Alfred Walter Stewart (1880-1947) was an eminent British chemist who had, under the name J. J. Connington, achieved considerable success as a writer with his 1923 science fiction novel Nordenholt's Million before turning to detective fiction.
Murder in the Maze, published in 1927, was the first of his Sir Clinton Driffield mysteries.
Sir Clinton Driffield is the Chief Constable. As such he would normally leave the actual investigations of crime to his subordinate officers but Sir Clinton Driffield prefers a much more hands-on approach. In fact in this novel he conducts the entire investigation himself.
Driffield is a somewhat acerbic sort of man. He also deliberately cultivates an extreme ordinariness in his appearance. Anything he can do that might lead a criminal to underestimate him is a plus in his book. In this case this quality will be particularly important, since at a crucial stage it is absolutely imperative that the criminal should make the mistake of assuming that Driffield has been guilty of a rather foolish act of negligence.
Driffield is also a policeman who is not averse to taking risks, even quite serious risks.

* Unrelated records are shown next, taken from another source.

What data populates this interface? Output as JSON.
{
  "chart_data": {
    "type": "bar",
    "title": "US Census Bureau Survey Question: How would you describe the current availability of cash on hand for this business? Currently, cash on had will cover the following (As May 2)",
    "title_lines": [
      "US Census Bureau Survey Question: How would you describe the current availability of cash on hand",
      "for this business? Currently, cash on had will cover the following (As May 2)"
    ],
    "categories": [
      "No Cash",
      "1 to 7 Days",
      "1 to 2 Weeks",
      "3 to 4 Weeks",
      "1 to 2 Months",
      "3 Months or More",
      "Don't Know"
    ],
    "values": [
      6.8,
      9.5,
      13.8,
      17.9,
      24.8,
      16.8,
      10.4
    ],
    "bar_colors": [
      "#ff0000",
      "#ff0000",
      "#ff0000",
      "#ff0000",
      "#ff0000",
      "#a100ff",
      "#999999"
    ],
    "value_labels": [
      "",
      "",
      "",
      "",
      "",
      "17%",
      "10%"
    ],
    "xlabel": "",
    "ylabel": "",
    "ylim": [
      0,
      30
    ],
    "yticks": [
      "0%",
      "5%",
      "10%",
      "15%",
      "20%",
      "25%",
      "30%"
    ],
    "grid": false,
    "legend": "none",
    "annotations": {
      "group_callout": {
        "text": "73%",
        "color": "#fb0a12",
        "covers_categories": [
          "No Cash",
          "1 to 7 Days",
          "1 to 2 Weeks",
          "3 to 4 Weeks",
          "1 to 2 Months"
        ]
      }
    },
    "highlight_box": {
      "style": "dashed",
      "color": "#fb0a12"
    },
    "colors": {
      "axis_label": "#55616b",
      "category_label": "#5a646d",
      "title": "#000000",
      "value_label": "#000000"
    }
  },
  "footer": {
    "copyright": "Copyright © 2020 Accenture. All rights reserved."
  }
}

As the title suggests a maze will play a vital part in this story. The maze is located at Whistlefields, the country house of Roger Shandon. The maze is an unusual one, having two centres rather than one. It is also rather more elaborate that the mazes to be found at other country houses. The maze will be the scene of not one but two murders, carried out more or less simultaneously at the two centres. The victims are twin brothers which leads to the suspicion that one of the two may have been killed in error, a case of mistaken identity. Sir Clinton Driffield is however keeping an open mind on that point.
This is essentially a classic country house murder with a strictly limited cast of possible suspects. There is one difference however, one circumstance which might indicate that the murder was not an inside job.
Connington often gives the impression in his fiction that he has a rather jaundiced view of humanity. This reaches an extreme in The Castleford Conundrum, a detective novel which contains not a single genuinely sympathetic character. This tendency is not quite so marked in Murder in the Maze but this novel certainly has its share of disreputable and morally dubious characters. It has to be said that Connington was rather good at creating such unsympathetic characters, and at making them interesting in spite of themselves.
While Connington was renowned principally for his skill in plotting he does not neglect psychology. The ideal detective tale is one in which only the actual murderer could have physically committed the crime, and at the same time the murderer proves to be the one person who could psychologically have been the guilty party. Murder in the Maze fulfills both of these conditions.
The maze itself is a kind of gimmick, or at least could have been a gimmick in the hands of a lesser writer. Connington however makes us feel that this is a crime that really could not have been committed anywhere else. The setting is an absolutely indispensable part of the murder, or in this case murders.
Murder in the Maze is a work by one of the best crime writers of his era, at the top of his form. Highly recommended.